Is this a full FTT or is it stamp-duty plus? Sarkozy gets more political capital calling it FTT. Even if banks are exempt as market makers, they lose business from retail brokerage, so it clearly hurts French banks.
Maybe, I am missing something here, but this news may not be more than a nuance for us. Sarkozy is proposing a cousin of UK stamp duty, and he will probably lose his election beforehand anyway, before it passes. Sarkozy's actions will probably drive more countries to skip FTT, or weaken it in the eurozone rather than snowball it. Why follow Sarkozy's mistakes, especially after he loses the election?_
Would Strauss-Kahn, the presumed Socialist candidate have said no to FTT? His IMF had been against it. His scandal could have big implications for us.
Am I missing something here, or is Sarkozy really mostly irrelevant now? Can he still win? If he does win, he might flip flop and say the EU should take the lead again on FTT, too.

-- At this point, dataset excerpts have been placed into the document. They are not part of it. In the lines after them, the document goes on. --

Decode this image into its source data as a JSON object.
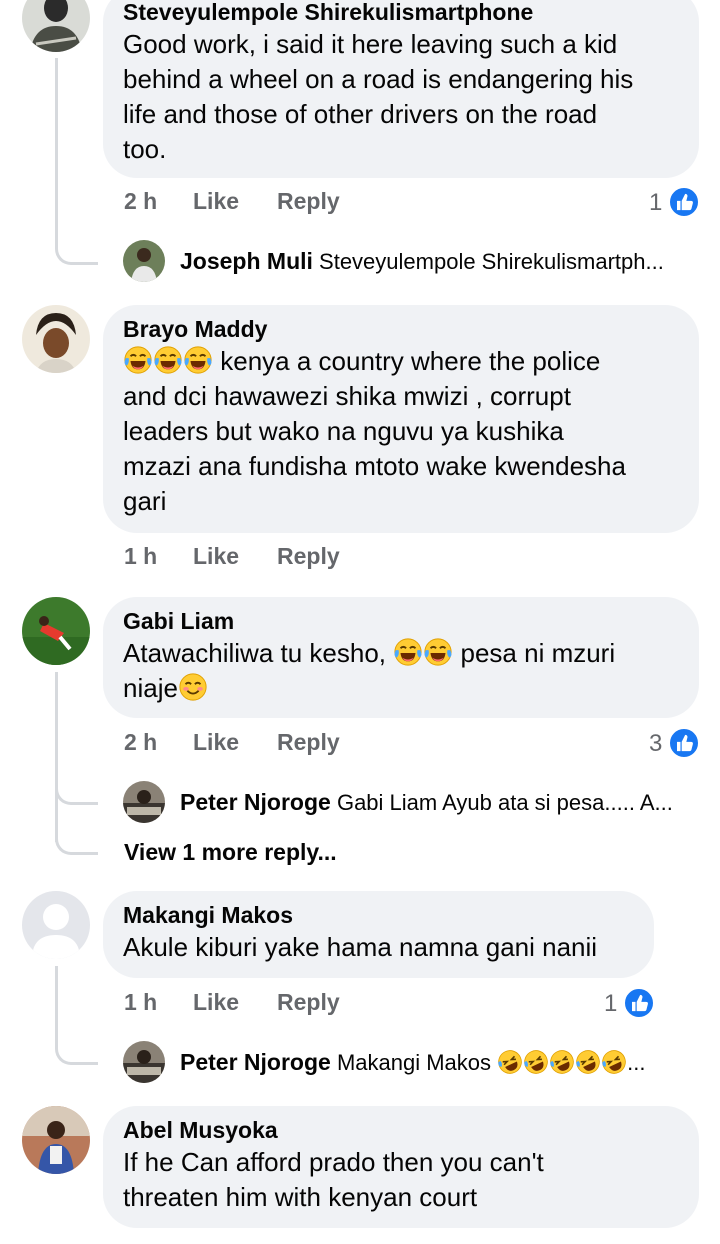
{
  "comments": [
    {
      "name": "Steveyulempole Shirekulismartphone",
      "lines": [
        "Good work, i said it here leaving such a kid",
        "behind a wheel on a road is endangering his",
        "life and those of other drivers on the road",
        "too."
      ],
      "time": "2 h",
      "like": "Like",
      "reply": "Reply",
      "reactions": "1",
      "replies": [
        {
          "name": "Joseph Muli",
          "text": "Steveyulempole Shirekulismartph..."
        }
      ]
    },
    {
      "name": "Brayo Maddy",
      "first_line_text": "kenya a country where the police",
      "lines": [
        "and dci hawawezi shika mwizi , corrupt",
        "leaders but wako  na nguvu  ya kushika",
        "mzazi  ana fundisha mtoto wake kwendesha",
        "gari"
      ],
      "time": "1 h",
      "like": "Like",
      "reply": "Reply"
    },
    {
      "name": "Gabi Liam",
      "line1_pre": "Atawachiliwa tu kesho,",
      "line1_post": "pesa ni mzuri",
      "line2": "niaje",
      "time": "2 h",
      "like": "Like",
      "reply": "Reply",
      "reactions": "3",
      "replies": [
        {
          "name": "Peter Njoroge",
          "text": "Gabi Liam Ayub ata si pesa..... A..."
        }
      ],
      "more_replies": "View 1 more reply..."
    },
    {
      "name": "Makangi Makos",
      "lines": [
        "Akule kiburi yake hama namna gani nanii"
      ],
      "time": "1 h",
      "like": "Like",
      "reply": "Reply",
      "reactions": "1",
      "replies": [
        {
          "name": "Peter Njoroge",
          "text": "Makangi Makos",
          "suffix": "..."
        }
      ]
    },
    {
      "name": "Abel Musyoka",
      "lines": [
        "If he Can afford prado then you can't",
        "threaten him with kenyan court"
      ]
    }
  ],
  "colors": {
    "bubble": "#f0f2f5",
    "meta": "#65676b",
    "like_badge": "#1877f2",
    "thread": "#d6d9dd"
  }
}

If Hollande wins, French business will be in shock and very scared. So, will foreign investors. Hollande will have to act cautiously, to avoid more sticker shock on socialists policies. Expect more studies as he promised, and some caution. Hollande will need to find common ground with Merkel, and she is not in a socialist party. Hollande will be at odds with Cameron. France won't want to be stigmatized and ostracized either.